Being the parent of an overweight child can bring with it many mixed emotions. Some parents feel embarrassed or ashamed, some feel angry that health professionals have not taken them seriously when they have asked for help, or that they have pointed out that their child is overweight during an assessment as part of the national child measurement programme.  Some fear being judged or blamed for letting their child become overweight and others feel helpless in not knowing what to do to support their child.  This section is aimed at helping parents to support their child in living healthier lifestyles.

If one parent is obese, there is a 50 percent chance that the children will also be obese. However, when both parents are obese, this risk increases to an 80 percent chance of their children becoming obese. Although certain medical disorders can cause obesity, less than 10% percent of all obesity is caused by genetics. Obesity in childhood and adolescence can be related to:

  • poor eating habits
  • overeating or binging
  • lack of exercise (i.e., couch potato kids)
  • medical illnesses (endocrine, neurological problems)
  • medications (steroids, some psychiatric medications)
  • stressful life events or changes (separations, divorce, moves, deaths, abuse)
  • family and peer problems
  • low self-esteem
  • anxiety and depression or other emotional problems
  • family history of obesity
  • socio-economic factors such as home environments and lifestyles

Obesity in children poses many potential health risks that are normally assumed to be adult disorders.  This includes heart disease, high blood pressure, type 2 diabetes, asthma, fatty liver, infertility, polycystic ovaries and high cholesterol and can often affects emotional well-being resulting in low self esteem, anxiety, depression and bullying.  All these conditions are preventable with a good weight management programme which aims to educate about healthy eating and encourage physical activity.  Identifying weight gain early in children and young people is essential so that early intervention is possible.

It is important not to create an eating disorder or promote poor self-esteem when trying to help children and young people gain a health weight . The emphasis should be on teaching them to eat healthily and exercise regularly NOT for them to diet.

How can I help my child?

Parents can set good examples by role modelling healthy eating and healthy lifestyles. Here are a few tips for parents to follow;

  • Encourage your child/ren to eat when they are hungry not when they are bored.
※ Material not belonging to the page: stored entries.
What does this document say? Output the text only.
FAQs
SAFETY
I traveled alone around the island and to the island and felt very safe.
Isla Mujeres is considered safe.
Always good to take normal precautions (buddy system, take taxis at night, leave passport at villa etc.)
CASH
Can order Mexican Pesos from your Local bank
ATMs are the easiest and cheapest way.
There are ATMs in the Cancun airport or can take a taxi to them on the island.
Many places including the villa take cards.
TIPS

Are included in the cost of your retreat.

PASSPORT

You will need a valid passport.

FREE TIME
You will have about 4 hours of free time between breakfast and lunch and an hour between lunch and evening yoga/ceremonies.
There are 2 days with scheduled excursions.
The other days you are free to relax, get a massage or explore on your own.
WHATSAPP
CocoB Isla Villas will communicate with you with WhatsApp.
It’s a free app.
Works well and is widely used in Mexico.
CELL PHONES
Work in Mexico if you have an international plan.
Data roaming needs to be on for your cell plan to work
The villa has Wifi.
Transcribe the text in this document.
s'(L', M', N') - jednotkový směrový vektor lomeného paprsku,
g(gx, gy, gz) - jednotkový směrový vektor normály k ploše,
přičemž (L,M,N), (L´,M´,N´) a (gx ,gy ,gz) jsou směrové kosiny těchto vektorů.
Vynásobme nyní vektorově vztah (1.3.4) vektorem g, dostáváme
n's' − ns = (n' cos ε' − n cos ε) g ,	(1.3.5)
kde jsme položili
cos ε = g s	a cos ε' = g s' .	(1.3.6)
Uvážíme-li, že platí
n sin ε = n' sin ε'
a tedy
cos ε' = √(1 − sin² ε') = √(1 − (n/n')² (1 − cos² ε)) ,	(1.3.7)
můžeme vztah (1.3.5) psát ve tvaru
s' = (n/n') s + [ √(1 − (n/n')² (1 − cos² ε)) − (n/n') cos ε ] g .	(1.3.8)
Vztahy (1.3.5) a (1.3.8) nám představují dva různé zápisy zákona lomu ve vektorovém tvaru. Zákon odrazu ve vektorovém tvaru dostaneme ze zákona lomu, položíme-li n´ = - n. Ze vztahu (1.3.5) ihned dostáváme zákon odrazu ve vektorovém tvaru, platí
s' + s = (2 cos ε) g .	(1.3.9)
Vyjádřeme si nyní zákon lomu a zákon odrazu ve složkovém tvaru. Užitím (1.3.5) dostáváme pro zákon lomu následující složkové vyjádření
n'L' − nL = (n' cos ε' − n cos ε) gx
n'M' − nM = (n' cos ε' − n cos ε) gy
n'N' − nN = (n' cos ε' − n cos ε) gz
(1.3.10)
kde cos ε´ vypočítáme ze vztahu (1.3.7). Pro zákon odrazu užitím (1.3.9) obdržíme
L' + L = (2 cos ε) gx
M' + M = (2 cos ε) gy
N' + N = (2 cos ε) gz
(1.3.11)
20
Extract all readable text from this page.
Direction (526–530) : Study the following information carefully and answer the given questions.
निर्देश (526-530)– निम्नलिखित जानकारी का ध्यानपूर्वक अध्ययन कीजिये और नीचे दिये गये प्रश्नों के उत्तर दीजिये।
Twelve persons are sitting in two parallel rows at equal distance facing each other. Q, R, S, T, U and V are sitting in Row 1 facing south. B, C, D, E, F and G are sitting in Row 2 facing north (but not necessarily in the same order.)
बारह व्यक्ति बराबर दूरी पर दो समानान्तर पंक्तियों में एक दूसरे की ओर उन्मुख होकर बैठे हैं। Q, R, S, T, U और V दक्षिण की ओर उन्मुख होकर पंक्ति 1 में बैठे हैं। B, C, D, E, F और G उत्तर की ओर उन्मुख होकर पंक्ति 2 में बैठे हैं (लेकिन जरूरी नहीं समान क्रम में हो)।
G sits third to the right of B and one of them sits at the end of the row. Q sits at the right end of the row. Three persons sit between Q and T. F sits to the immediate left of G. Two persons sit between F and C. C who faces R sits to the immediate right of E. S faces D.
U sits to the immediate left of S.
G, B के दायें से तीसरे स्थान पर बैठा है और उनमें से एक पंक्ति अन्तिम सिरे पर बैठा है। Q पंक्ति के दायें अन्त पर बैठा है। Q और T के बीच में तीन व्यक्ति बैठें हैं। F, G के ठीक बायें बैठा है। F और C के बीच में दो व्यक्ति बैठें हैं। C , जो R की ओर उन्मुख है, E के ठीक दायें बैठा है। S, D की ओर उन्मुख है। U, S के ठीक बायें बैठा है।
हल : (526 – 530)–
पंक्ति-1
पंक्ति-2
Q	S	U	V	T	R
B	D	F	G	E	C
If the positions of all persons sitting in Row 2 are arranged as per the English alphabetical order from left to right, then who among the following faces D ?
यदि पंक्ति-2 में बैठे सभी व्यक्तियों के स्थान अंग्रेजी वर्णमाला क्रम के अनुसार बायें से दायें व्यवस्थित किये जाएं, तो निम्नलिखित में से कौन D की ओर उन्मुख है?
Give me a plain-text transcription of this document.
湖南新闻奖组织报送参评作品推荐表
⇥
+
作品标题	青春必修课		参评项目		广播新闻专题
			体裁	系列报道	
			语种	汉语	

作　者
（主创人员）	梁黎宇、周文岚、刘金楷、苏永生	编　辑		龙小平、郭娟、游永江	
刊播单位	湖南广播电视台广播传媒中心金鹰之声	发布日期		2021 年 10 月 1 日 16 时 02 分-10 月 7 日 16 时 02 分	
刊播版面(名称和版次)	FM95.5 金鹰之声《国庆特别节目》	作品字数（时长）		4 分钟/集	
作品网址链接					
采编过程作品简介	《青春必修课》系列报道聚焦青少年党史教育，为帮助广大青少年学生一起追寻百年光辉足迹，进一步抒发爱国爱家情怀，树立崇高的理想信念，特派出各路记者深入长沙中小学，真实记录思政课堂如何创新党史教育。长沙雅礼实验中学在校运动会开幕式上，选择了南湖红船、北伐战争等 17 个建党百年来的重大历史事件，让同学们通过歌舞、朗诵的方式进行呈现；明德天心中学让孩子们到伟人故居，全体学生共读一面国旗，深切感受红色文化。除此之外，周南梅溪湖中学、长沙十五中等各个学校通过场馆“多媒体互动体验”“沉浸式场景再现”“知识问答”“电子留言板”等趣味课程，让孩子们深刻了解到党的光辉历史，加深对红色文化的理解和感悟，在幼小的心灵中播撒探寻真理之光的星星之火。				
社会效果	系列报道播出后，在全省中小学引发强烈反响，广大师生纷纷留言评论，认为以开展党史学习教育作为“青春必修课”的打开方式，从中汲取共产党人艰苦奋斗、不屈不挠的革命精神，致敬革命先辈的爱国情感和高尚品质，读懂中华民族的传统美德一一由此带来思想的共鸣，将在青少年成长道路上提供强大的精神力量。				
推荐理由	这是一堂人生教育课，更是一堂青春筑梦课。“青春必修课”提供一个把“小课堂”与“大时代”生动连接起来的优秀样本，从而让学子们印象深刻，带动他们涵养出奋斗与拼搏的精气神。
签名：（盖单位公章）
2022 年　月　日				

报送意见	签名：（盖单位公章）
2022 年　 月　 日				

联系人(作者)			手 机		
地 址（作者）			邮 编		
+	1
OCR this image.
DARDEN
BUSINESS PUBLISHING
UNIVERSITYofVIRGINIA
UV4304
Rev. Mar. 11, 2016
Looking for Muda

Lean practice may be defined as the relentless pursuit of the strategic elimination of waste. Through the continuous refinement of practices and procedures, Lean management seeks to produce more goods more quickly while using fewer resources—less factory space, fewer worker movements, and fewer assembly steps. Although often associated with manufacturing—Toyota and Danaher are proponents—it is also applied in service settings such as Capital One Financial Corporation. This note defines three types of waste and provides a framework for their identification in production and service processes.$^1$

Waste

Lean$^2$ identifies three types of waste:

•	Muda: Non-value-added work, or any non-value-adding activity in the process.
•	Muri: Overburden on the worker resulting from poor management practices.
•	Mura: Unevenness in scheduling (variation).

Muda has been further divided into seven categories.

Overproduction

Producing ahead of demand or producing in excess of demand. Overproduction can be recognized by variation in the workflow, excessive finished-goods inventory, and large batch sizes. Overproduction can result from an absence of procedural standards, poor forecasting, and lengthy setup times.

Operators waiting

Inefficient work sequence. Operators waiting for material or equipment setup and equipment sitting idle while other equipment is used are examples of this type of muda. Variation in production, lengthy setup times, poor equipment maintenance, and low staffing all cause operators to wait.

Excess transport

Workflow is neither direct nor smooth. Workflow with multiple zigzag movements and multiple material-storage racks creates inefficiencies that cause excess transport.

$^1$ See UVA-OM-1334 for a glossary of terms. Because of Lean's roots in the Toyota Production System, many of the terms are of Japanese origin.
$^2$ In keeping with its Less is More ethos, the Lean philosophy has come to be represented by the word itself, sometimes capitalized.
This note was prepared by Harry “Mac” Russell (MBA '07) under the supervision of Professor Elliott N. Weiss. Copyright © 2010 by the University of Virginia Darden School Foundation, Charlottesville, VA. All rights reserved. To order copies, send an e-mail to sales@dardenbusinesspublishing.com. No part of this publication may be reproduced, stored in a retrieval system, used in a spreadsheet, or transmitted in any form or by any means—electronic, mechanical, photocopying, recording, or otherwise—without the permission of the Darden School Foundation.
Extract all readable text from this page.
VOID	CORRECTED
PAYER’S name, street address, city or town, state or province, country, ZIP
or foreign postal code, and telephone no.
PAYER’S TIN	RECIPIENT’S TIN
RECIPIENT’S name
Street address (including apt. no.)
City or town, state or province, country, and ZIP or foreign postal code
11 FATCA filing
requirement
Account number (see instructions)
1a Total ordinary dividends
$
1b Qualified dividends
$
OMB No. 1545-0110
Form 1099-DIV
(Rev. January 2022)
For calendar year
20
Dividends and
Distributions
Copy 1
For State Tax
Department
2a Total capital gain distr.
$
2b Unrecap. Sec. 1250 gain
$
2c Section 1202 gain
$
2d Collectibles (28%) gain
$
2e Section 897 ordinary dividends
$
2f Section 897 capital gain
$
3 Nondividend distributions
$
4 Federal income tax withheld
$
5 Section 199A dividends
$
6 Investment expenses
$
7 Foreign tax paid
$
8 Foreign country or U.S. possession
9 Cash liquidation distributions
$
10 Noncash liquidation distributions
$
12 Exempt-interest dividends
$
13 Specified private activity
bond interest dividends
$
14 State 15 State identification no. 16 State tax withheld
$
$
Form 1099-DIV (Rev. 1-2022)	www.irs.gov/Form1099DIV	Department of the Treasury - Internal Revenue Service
Be aware of your child’s hunger cues and try to stay away from a ‘clean plate’ policy. Even babies who turn away from the bottle or breast send signals that they are full. If children appear satisfied, they shouldn’t be forced to continue eating. Try not to promote over eating ‘if you eat all your dinner you can have a pudding’. This will encourage children to eat for a reward, rather than because they are hungry.
  • Try not to talk about ‘good foods’ and ‘bad foods’. It is not necessary to completely eliminate all sweets and favourite snacks from an overweight child’s menu. If you do, children may rebel and overeat these forbidden foods outside the home or sneak them in on their own. (find out more about SHINE Nutrition and Healthy Eating here) Children will eat secretly if they fear being judged.
  • Encourage children to eat a wide variety of food in moderation. Be aware of healthy portion sizes and steer away from ‘king size’ portions.
  • Try to eat meals together as a family at the table, rather than in front of the TV. This also improves your child’s social and communication skills.
  • Try to reduce the number of hours your child spends in sedentary activities, such as watching TV and playing computer games. Instead, encourage the family to exercise together in activities such as walking, cycling, swimming and other high energy activities such as skating and bowling. This makes exercise fun rather than a chore.
  • Try to reduce the consumption of fizzy drinks that are high in sugar and replace with water or fresh fruit juices.
  • Make sure your child has a breakfast of complex carbohydrates, which are slow release in energy such as cereals, toast, bananas. This will reduce the temptation for children to eat ‘unhealthy’ snacks during school breaks and will help them concentrate better at school. High sugar food can lead to agitated behaviours and poor concentration.
  • Offer a trip to the cinema or concert as a reward, rather than praising with sweets and chocolate.
  • Reduce temptation of ‘nibbling’ by cutting down on purchasing high sugar snacks and replace with fruit.
  • Involve children in the preparation of food, making cooking and eating fun.